Uno studio osservazionale su neonati pretermine ha mostrato un aumento della diversità alfa, una maggiore abbondanza di Bifidobacterium e Lactobacillus e una minore abbondanza di Streptococcus dopo la somministrazione di un probiotico contenente Lactobacillus acidophilus e Bifidobacterium bifidum.
Questi risultati suggeriscono che i probiotici potrebbero contribuire a ripristinare l’equilibrio del microbiota intestinale dopo le terapie antibiotiche.
La Società Europea di Gastroenterologia, Epatologia e Nutrizione Pediatrica da tempo raccomanda la somministrazione di probiotici per la prevenzione della diarrea associata agli antibiotici (AAD).
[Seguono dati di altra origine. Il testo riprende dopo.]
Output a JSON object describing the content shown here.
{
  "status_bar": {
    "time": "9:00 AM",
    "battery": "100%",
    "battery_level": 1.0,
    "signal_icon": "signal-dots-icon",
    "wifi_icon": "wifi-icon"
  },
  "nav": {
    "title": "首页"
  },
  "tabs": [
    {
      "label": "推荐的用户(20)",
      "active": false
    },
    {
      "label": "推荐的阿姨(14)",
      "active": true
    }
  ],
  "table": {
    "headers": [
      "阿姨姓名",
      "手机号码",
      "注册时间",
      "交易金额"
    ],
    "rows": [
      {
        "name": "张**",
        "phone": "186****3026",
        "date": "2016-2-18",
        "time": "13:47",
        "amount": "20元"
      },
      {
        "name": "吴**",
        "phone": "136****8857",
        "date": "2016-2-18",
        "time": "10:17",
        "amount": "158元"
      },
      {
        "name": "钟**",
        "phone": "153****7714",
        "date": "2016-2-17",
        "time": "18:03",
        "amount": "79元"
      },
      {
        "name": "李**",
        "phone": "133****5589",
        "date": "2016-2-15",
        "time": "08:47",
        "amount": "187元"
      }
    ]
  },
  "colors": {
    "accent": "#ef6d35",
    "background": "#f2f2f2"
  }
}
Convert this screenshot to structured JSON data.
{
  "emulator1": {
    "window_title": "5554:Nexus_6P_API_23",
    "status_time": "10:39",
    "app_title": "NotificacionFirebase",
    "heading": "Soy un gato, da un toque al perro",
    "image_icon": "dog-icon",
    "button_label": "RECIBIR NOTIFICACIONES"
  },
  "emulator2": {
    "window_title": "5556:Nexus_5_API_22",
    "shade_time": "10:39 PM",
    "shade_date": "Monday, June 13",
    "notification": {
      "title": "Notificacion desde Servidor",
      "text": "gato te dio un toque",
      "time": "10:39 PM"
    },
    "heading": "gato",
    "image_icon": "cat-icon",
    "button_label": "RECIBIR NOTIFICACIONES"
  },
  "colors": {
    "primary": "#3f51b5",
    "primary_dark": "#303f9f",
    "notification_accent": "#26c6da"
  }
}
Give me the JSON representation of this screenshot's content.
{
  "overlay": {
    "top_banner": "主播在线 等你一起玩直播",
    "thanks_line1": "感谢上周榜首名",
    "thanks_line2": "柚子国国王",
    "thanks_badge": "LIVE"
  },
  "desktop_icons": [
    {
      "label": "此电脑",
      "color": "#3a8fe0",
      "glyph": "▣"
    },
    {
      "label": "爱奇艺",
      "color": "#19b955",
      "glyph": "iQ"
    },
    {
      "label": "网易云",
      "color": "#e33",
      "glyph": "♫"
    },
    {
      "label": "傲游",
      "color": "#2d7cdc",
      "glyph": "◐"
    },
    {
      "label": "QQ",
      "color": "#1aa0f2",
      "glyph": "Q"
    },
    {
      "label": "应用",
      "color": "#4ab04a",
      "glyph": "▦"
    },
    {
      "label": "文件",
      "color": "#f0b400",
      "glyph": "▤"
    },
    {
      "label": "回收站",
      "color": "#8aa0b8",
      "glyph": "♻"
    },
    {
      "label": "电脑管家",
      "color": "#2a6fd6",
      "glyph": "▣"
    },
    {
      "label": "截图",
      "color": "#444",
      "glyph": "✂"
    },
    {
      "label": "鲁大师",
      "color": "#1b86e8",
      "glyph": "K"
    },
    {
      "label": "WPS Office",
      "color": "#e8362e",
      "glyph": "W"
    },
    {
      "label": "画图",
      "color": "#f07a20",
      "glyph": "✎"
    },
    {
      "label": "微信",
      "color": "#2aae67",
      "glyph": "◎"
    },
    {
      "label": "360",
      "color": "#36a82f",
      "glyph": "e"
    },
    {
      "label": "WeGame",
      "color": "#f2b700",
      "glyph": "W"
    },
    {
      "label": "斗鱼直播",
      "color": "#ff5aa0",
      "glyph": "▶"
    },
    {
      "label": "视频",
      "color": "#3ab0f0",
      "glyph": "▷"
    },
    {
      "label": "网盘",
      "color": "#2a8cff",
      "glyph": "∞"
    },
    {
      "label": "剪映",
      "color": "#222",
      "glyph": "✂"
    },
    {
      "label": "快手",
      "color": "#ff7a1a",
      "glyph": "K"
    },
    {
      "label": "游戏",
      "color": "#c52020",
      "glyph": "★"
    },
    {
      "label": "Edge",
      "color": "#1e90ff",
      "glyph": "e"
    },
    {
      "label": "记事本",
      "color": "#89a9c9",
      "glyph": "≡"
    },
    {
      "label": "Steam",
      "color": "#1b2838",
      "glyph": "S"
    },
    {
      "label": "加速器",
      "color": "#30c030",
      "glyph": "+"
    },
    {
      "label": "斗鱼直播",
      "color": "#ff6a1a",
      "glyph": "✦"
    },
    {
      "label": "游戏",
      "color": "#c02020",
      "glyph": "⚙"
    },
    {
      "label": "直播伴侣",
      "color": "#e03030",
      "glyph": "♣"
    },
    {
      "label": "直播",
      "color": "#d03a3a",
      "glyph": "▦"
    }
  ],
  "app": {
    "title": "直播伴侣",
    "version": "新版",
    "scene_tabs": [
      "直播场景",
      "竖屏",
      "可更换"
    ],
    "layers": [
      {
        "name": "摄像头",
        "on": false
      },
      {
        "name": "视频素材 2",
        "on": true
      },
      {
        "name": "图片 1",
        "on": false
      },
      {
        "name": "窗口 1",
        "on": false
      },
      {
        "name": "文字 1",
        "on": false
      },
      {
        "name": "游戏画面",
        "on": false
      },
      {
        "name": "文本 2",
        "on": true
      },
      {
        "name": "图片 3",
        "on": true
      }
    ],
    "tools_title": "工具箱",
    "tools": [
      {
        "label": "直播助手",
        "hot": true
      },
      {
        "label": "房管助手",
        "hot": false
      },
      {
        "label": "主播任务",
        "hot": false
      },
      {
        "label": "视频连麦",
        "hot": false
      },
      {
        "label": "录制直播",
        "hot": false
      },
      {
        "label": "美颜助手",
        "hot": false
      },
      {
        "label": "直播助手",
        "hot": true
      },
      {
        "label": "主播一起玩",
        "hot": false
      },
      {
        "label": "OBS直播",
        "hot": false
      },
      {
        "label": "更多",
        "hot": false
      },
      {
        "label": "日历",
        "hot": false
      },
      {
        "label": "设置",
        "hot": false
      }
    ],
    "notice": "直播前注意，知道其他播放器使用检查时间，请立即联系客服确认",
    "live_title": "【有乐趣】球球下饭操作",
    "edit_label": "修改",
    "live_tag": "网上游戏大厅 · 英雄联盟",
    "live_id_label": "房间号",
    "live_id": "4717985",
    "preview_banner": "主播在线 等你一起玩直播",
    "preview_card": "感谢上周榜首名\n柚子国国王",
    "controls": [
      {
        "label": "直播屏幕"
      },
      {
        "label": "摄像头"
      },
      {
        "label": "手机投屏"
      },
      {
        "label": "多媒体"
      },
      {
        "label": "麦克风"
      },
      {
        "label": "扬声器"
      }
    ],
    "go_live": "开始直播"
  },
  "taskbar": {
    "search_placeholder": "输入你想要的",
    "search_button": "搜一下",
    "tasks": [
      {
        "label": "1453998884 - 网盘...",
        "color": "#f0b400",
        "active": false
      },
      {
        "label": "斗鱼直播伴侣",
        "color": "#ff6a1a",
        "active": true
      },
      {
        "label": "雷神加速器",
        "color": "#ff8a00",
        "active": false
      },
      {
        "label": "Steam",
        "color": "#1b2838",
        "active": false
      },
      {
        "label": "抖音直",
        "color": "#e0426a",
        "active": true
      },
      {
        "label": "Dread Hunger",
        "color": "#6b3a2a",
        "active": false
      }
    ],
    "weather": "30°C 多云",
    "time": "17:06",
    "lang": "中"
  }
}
Infatti, una revisione Cochrane che includeva 33 RCT ha concluso che la somministrazione di probiotici porti ad una riduzione dell’AAD dal 19 all’8%.
Tuttavia, rimangono aperte molte questioni importanti, come il momento ideale, il dosaggio, la durata e la selezione del ceppo per i probiotici, nonché il beneficio della co-somministrazione con pre- e postbiotici.
Conclusioni e prospettive future
In sintesi, gli antibiotici hanno effetti profondi sul microbiota intestinale, con notevoli differenze tra le varie classi. La durata della terapia di certo influenza l’entità di questi cambiamenti. Tra quelli studiati, i macrolidi hanno l’impatto più significativo, mentre il trimetoprim/sulfametossazolo ha l’effetto meno pronunciato.
Importanti domande ancora aperte includono la durata della persistenza dei cambiamenti indotti dagli antibiotici nella composizione del microbiota intestinale e l’effetto a lungo termine dei cambiamenti transitori sugli esiti di salute, in particolare se somministrati oltre il periodo critico di sviluppo del microbiota nei primi due o tre anni di vita. Inoltre, è fondamentale indagare se i ceppi resistenti agli antibiotici persistono in assenza di pressione selettiva da parte degli antibiotici.
Un altro ambito di ulteriore ricerca sarà lo sviluppo di rimedi in grado di proteggere selettivamente i microbiomi intestinali, come la messa a punto di opportuni ceppi probiotici naturalmente resistenti agli antibiotici o un potenziamento della capacità di resilienza del microbiota neonatale attraverso l’uso di ceppi bifidobatterici specifici per la colonizzazione infantile precoce, sostenuta dal latte materno.